Answer:I have nothing against Polythechniciens-Mining Engineers, quite the contrary. I simply deplore the fact that, unlike Anglo-Saxon Mining Engineers, the most creative ones do not intend to work in the mines, but rather in financial services. I believe that in the field of mining, France could have done better. It has deposits and know-how; it has three banks which are the first in the financing of raw materials and which could have helped the mining sector if it had wished to acquire deposits abroad to exploit them, including the mines which were French discoveries. Are there deposits of strategic metals in France? Yes, there are deposits of major metals – copper, zinc – with their critical co-products as well as rare earths that could provide part of the needs of the country’s industry. In answer to your question on plasticity, a rare earth or strategic metal mine requires ten to twenty years of preparatory work to be exploited. But the industries using these elements do not have the time to wait ten to twenty years. Electric cars will be manufactured in China since the deposits are already being exploited there. France may not have enough rare earths unless it looks for them seriously. But in France, we don’t have the right to look for them. All mining drilling is subject to authorization and today, authorization is systematically refused. This is sadly seen with the experience of exploratory drilling for shale gas.
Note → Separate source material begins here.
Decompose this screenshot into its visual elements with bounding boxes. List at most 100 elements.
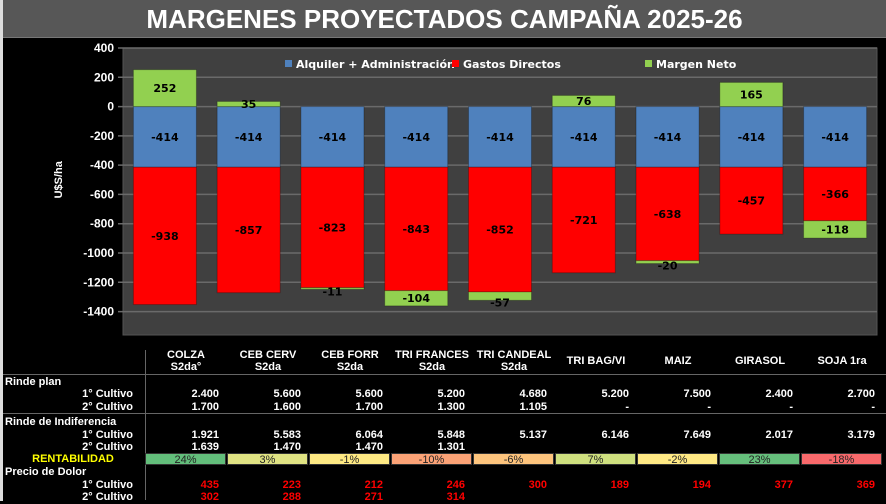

Should French companies have become more vertical? When they trust the market, they put up with it when it is temporarily under stress – and sometimes the temporary can be tenacious. All that remains is to buy cheaper than the competitor and at that point upstream integration is an advantage. When I was successfully selling precious metals to Japanese companies, particularly in the automotive industry, and at the same time I was only recording failures in France, I naturally wondered what was the point, until I realized that these Asian groups were investing in platinum groups in South Africa. Chinese and Korean companies had the same reasoning for other matters. Another example of verticality is provided by the world of steel; the latest movement of EDF with respect to the uranium mines of Areva is in conformity with this axis; it is normal, it is the only French strategic metal that conforms to the definition of my presentation. I explained it to you in June 2011 in a short article available for free in Les Échos(“EDF doit sauver les mines d’Areva“. The approach to raw materials is very different between the mindset that anticipates the risks of commodity shortages and that which only manages a price risk.

Marcel Boiteux: You told us that we have not been able to exploit the resources of our subsoil or to create the necessary companies on a sustainable basis, whereas in Australia, for example, large mining companies have developed which have spread all over the world. Why is it that these companies did not come to France during this spin-off? Were our deposits too expensive for what we could get from them – which would explain why they were abandoned – or was it for another reason, but which one?

Answer: Here’s a scoop: the very dynamic company that is currently filing exploration applications in France is Australian. But it is being forced to wait a long time for an answer, because few people understand mining exploration; the administration, politicians, media and ill-informed public opinion confuse exploration and exploitation and consider that mines in France are dangerous, polluting and ultimately useless.